Thank you, Mr. Chair. I'm going to be moving to my conclusion shortly. I appreciate the committee's patience, because this is an extremely important issue.
How we calculate the inflation rate is something that I know all members find interesting, because it has such a marked impact on our daily lives. We need to know that our inflation rate is accurately calculated. It should include all of the essential goods that appear in the Bank of Canada calculation of the monthly variation in prices on which the annual estimate of the inflation rate is based. Certainly, the fact that there are regional variations is something we have to take into consideration as well.
We should be studying these regional variations with attention. Only careful study will give us an accurate picture of the inflation rates in each of the regions of our vast country, because there are significant differences, without a doubt. Because of the resource base in various parts of the country, there are substantial differences in the composition of our national basket of goods and services.

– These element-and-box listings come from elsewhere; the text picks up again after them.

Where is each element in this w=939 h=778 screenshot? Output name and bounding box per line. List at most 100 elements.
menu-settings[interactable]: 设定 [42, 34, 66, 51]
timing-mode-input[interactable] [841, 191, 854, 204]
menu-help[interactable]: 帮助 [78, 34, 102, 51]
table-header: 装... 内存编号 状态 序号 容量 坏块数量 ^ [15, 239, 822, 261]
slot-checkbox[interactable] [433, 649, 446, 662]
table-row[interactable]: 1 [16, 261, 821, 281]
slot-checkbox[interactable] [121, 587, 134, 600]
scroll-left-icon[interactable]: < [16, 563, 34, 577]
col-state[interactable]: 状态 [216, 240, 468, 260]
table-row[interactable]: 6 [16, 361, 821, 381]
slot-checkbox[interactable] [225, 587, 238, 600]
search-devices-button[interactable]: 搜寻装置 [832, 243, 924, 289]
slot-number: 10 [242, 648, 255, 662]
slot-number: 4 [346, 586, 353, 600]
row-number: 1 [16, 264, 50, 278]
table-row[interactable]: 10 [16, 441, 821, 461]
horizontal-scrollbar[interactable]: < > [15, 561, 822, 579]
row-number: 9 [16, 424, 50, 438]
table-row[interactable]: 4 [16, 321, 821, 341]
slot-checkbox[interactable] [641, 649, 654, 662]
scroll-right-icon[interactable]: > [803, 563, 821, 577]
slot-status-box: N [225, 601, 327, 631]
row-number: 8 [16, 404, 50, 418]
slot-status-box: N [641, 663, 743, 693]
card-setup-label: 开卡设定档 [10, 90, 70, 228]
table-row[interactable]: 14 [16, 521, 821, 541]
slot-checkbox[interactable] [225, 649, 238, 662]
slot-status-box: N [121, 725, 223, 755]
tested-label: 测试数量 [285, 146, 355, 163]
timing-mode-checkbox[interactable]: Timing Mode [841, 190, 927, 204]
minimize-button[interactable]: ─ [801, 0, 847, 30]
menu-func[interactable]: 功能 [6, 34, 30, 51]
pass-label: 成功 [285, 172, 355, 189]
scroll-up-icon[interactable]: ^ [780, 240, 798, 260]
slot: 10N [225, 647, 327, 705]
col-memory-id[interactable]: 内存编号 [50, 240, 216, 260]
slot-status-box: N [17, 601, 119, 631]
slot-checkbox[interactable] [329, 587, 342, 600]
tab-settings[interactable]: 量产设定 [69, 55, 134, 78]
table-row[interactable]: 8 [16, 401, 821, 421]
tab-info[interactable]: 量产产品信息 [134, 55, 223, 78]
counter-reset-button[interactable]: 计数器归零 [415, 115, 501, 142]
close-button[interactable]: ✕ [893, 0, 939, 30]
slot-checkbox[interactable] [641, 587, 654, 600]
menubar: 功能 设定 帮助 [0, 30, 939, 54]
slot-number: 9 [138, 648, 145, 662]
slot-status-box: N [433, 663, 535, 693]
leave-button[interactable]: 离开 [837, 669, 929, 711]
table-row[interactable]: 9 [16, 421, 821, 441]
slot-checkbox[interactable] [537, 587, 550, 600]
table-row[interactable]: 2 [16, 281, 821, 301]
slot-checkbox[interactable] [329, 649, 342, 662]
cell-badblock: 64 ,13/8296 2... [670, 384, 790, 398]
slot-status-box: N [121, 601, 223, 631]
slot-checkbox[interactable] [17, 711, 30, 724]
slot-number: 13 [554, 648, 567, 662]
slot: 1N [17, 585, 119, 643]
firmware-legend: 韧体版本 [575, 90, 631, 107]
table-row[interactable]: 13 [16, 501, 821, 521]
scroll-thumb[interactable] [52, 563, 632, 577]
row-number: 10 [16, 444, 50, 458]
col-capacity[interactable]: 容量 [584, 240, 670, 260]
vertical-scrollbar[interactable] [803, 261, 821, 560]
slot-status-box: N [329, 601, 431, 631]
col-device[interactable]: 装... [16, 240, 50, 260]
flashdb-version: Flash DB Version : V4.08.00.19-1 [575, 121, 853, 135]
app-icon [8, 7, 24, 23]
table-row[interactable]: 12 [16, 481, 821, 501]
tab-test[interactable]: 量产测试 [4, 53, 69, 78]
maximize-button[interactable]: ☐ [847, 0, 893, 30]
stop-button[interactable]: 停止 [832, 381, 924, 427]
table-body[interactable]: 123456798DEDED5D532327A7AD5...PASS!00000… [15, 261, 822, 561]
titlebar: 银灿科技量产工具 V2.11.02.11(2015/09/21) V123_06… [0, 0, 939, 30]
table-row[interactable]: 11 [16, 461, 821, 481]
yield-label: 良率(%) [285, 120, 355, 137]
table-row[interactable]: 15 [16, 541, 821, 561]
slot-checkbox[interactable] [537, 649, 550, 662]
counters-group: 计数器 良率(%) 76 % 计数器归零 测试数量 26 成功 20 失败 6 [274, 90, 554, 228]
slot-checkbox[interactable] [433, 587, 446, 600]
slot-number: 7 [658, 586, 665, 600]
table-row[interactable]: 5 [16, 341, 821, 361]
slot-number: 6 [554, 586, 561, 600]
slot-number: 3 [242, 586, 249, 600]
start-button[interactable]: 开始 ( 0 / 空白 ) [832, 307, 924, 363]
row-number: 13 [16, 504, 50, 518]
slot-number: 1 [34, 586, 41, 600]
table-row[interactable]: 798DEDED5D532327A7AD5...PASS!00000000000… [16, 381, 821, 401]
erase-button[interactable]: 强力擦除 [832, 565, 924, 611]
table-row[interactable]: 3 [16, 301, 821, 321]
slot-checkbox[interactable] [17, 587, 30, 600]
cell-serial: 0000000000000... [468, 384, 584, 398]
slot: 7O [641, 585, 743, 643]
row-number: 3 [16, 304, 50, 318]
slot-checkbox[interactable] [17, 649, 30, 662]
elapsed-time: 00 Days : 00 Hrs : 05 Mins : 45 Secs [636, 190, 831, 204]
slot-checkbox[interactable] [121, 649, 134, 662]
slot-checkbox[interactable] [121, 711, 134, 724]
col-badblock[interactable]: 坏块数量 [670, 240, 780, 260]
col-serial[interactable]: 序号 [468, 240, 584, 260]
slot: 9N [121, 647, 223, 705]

The Bank of Canada does a passable job in representing this core inflation rate. Surely no member of this committee would disagree with the idea that the inflation rate is much less punitive than imposing what we have in the current wording of Bill C-24, where we take the Treasury Board rate plus 4%. This ensures that we have an interest rate that not only respects the fact that the Government of Canada is not receiving those funds, but also respects how difficult it has been for softwood companies over the past few years and how difficult it will continue to be for them. Any interest that is owed is based purely on the core measure of inflation, as opposed to the kinds of penalties we see in clause 4.
I'd like to thank the committee for its indulgence in hearing me out on the inflation rate. It's certainly a passionate subject for me, and I appreciate the opportunity to speak on it.